## Regular Expressions

In [2]:
#Regex are strings with a special syntax
#Allows us to match patterns in other strings
#Applications of regex: Find all web links in a document, parse email addresses, remove / replace unwanted characters etc.

In [1]:
import re

In [3]:
#re.match(pattern, string)
re.match('abc', 'abcdef')

<re.Match object; span=(0, 3), match='abc'>

In [4]:
#special patterns
word_regex = '\w+'
re.match(word_regex, 'hi there!') #matches first word in a sentence

<re.Match object; span=(0, 2), match='hi'>

In [5]:
#Common regex patterns (there are 100s of them and these are just a few common ones)
# \w+  word (\w will just pull individual characters and \w+ will pull word)
# \d   digit
# \s   space
# .*   wildcard (matches any letter or symbol)
# + or * greedy match (matches repeats of sigle letter or whole patterns)
# \S   not space
# []   create a group of characters eg. [a-z] lowercase group

In [6]:
#Python re module
#re: module
#split: split a string on regex
#findall: find all patterns in a string
#search: search for a pattern
#match: match an entire string or substring based on a pattern

#pass pattern first and then string
#may return an iterator, string or match object

In [7]:
re.split('\s+', 'Split on spaces.')

['Split', 'on', 'spaces.']

In [10]:
re.findall(r"\w+", "Let's wrtie RegEx!")

['Let', 's', 'wrtie', 'RegEx']

In [11]:
#It is important to prefix regex patterns with r to ensure that patterns are interpreted correctly
#specially escape sequences in strings
#Eg: "\n" in Python is used to indicate a new line but if we use r prefix, it will be interpreted as raw string 
#that is charater "\" followed by character "n" and not as a new line

In [12]:
my_string = "Let's write RegEx!  Won't that be fun?  I sure think so.  Can you find 4 sentences?  Or perhaps, all 19 words?"
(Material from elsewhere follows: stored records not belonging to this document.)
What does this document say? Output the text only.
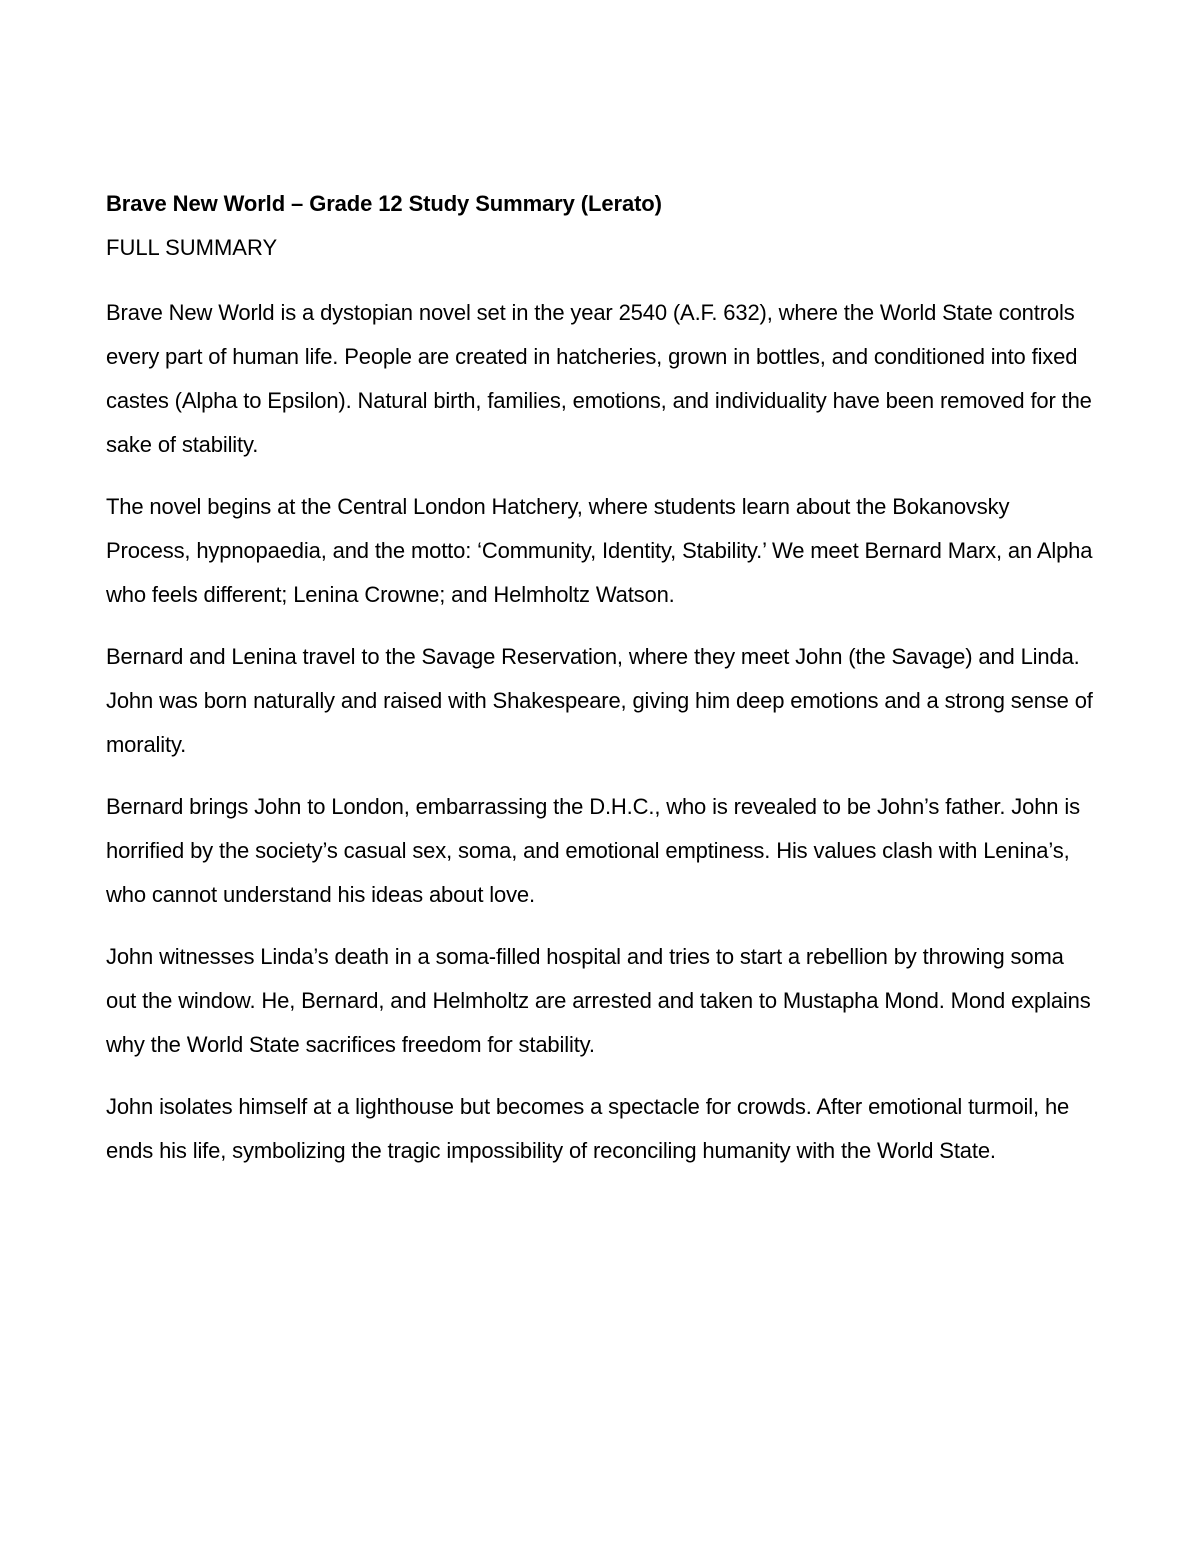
Brave New World – Grade 12 Study Summary (Lerato)

FULL SUMMARY

Brave New World is a dystopian novel set in the year 2540 (A.F. 632), where the World State controls every part of human life. People are created in hatcheries, grown in bottles, and conditioned into fixed castes (Alpha to Epsilon). Natural birth, families, emotions, and individuality have been removed for the sake of stability.

The novel begins at the Central London Hatchery, where students learn about the Bokanovsky Process, hypnopaedia, and the motto: ‘Community, Identity, Stability.’ We meet Bernard Marx, an Alpha who feels different; Lenina Crowne; and Helmholtz Watson.

Bernard and Lenina travel to the Savage Reservation, where they meet John (the Savage) and Linda. John was born naturally and raised with Shakespeare, giving him deep emotions and a strong sense of morality.

Bernard brings John to London, embarrassing the D.H.C., who is revealed to be John’s father. John is horrified by the society’s casual sex, soma, and emotional emptiness. His values clash with Lenina’s, who cannot understand his ideas about love.

John witnesses Linda’s death in a soma-filled hospital and tries to start a rebellion by throwing soma out the window. He, Bernard, and Helmholtz are arrested and taken to Mustapha Mond. Mond explains why the World State sacrifices freedom for stability.

John isolates himself at a lighthouse but becomes a spectacle for crowds. After emotional turmoil, he ends his life, symbolizing the tragic impossibility of reconciling humanity with the World State.
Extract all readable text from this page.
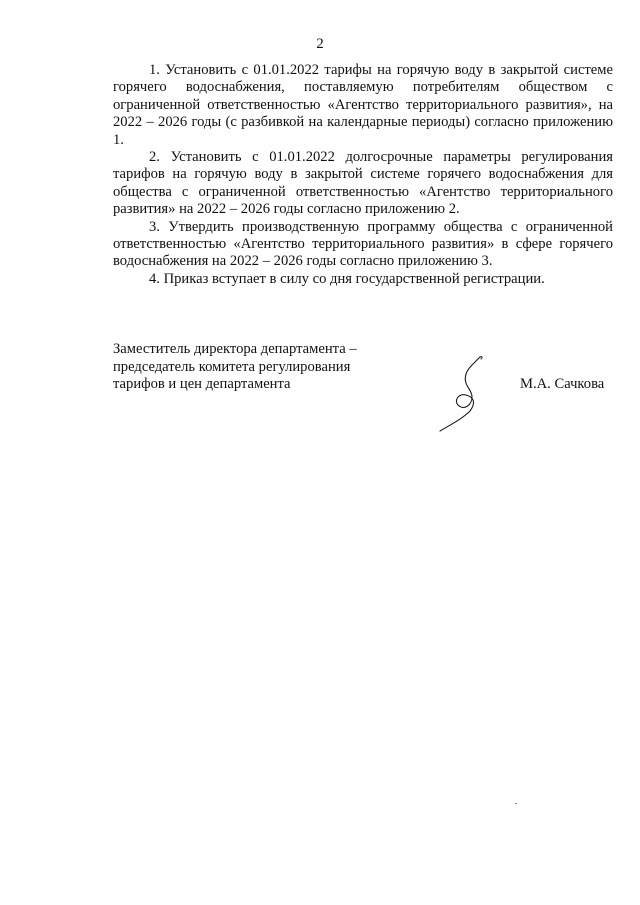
2

1. Установить с 01.01.2022 тарифы на горячую воду в закрытой системе горячего водоснабжения, поставляемую потребителям обществом с ограниченной ответственностью «Агентство территориального развития», на 2022 – 2026 годы (с разбивкой на календарные периоды) согласно приложению 1.

2. Установить с 01.01.2022 долгосрочные параметры регулирования тарифов на горячую воду в закрытой системе горячего водоснабжения для общества с ограниченной ответственностью «Агентство территориального развития» на 2022 – 2026 годы согласно приложению 2.

3. Утвердить производственную программу общества с ограниченной ответственностью «Агентство территориального развития» в сфере горячего водоснабжения на 2022 – 2026 годы согласно приложению 3.

4. Приказ вступает в силу со дня государственной регистрации.

Заместитель директора департамента –
председатель комитета регулирования
тарифов и цен департамента	М.А. Сачкова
#Split on Sentence endings
re.split(r"[.?!]", my_string)

["Let's write RegEx",
 "  Won't that be fun",
 '  I sure think so',
 '  Can you find 4 sentences',
 '  Or perhaps, all 19 words',
 '']

In [13]:
#Find all capitalised words
re.findall(r"[A-Z]\w+", my_string)

['Let', 'RegEx', 'Won', 'Can', 'Or']

In [14]:
#Split string on spaces
re.split(r"\s+", my_string)

["Let's",
 'write',
 'RegEx!',
 "Won't",
 'that',
 'be',
 'fun?',
 'I',
 'sure',
 'think',
 'so.',
 'Can',
 'you',
 'find',
 '4',
 'sentences?',
 'Or',
 'perhaps,',
 'all',
 '19',
 'words?']

In [23]:
re.findall(r"\d+", my_string)

['4', '19']

In [33]:
#Difference between re.search() and re.match()
#when the pattern that we are looking for is present in the beginning of the string then both will give identical results
#Eg:
re.match('abc','abcde') #will give result as 'abc'
re.search('abc','abcde') #will give result as 'abc'

#match tries to match a string from the beginning and search will go through the entire string
#Eg:
re.match('cd','abcde') #will not give any result
re.search('cd','abcde') #will give result as 'cd'

#use match when you want to look for pattern specifically at the beginning of the string
#and use search when you want to look for pattern anywhere in the string

<re.Match object; span=(2, 4), match='cd'>

## Tokenization

In [17]:
#Turning a string or document into tokens (smaller chunks)
#One step in preparing a text for NLP
#Many different theories and rules
#You can create your own rules using regular expressions
#Examples:
# 1. Breaking out words or sentences
# 2. Separating punctuation
# 3. Separating all hashtags in a tweet

#Common library: nltk (natural language toolkit)

In [19]:
#Not required, did this since the next code block was generating an error and asked to download punkt
import nltk
nltk.download("punkt")

[nltk_data] Downloading package punkt to
[nltk_data]     C:\Users\bansal\AppData\Roaming\nltk_data...
[nltk_data]   Unzipping tokenizers\punkt.zip.


True

In [20]:
from nltk.tokenize import word_tokenize
word_tokenize("Hi there!")

['Hi', 'there', '!']

In [21]:
#Why tokenize?
#Easier to map part of speech
#Matching common words
#Removing unwanted tokens

In [22]:
#Other nltk tokenizers
#sent_tokenize: tokenize a document into sentences
#regexp_tokenize: tokenize a string or document based on a regex pattern
#TweetTokenizer: special class just for tweet tokenization, 
#allowing you to separate hashtags, mentions and lots of exclamation points

In [34]:
from nltk.tokenize import word_tokenize
from nltk.tokenize import sent_tokenize

#Split my_string into sentences
sentences = sent_tokenize(my_string)
sentences

["Let's write RegEx!",
 "Won't that be fun?",
 'I sure think so.',
 'Can you find 4 sentences?',
 'Or perhaps, all 19 words?']

In [35]:
#Tokenize the 4th sentence into words
tokenize_sent = word_tokenize(sentences[3])
tokenize_sent

['Can', 'you', 'find', '4', 'sentences', '?']

In [37]:
#Make a set of unique tokens in the entire my_string
unique_tokens = set(word_tokenize(my_string))
unique_tokens

{'!',
 "'s",
 ',',
 '.',
 '19',
 '4',
 '?',
 'Can',
 'I',
 'Let',
 'Or',
 'RegEx',
 'Wo',
 'all',
 'be',
 'find',
 'fun',
 "n't",
 'perhaps',
 'sentences',
 'so',
 'sure',
 'that',
 'think',
 'words',
 'write',
 'you'}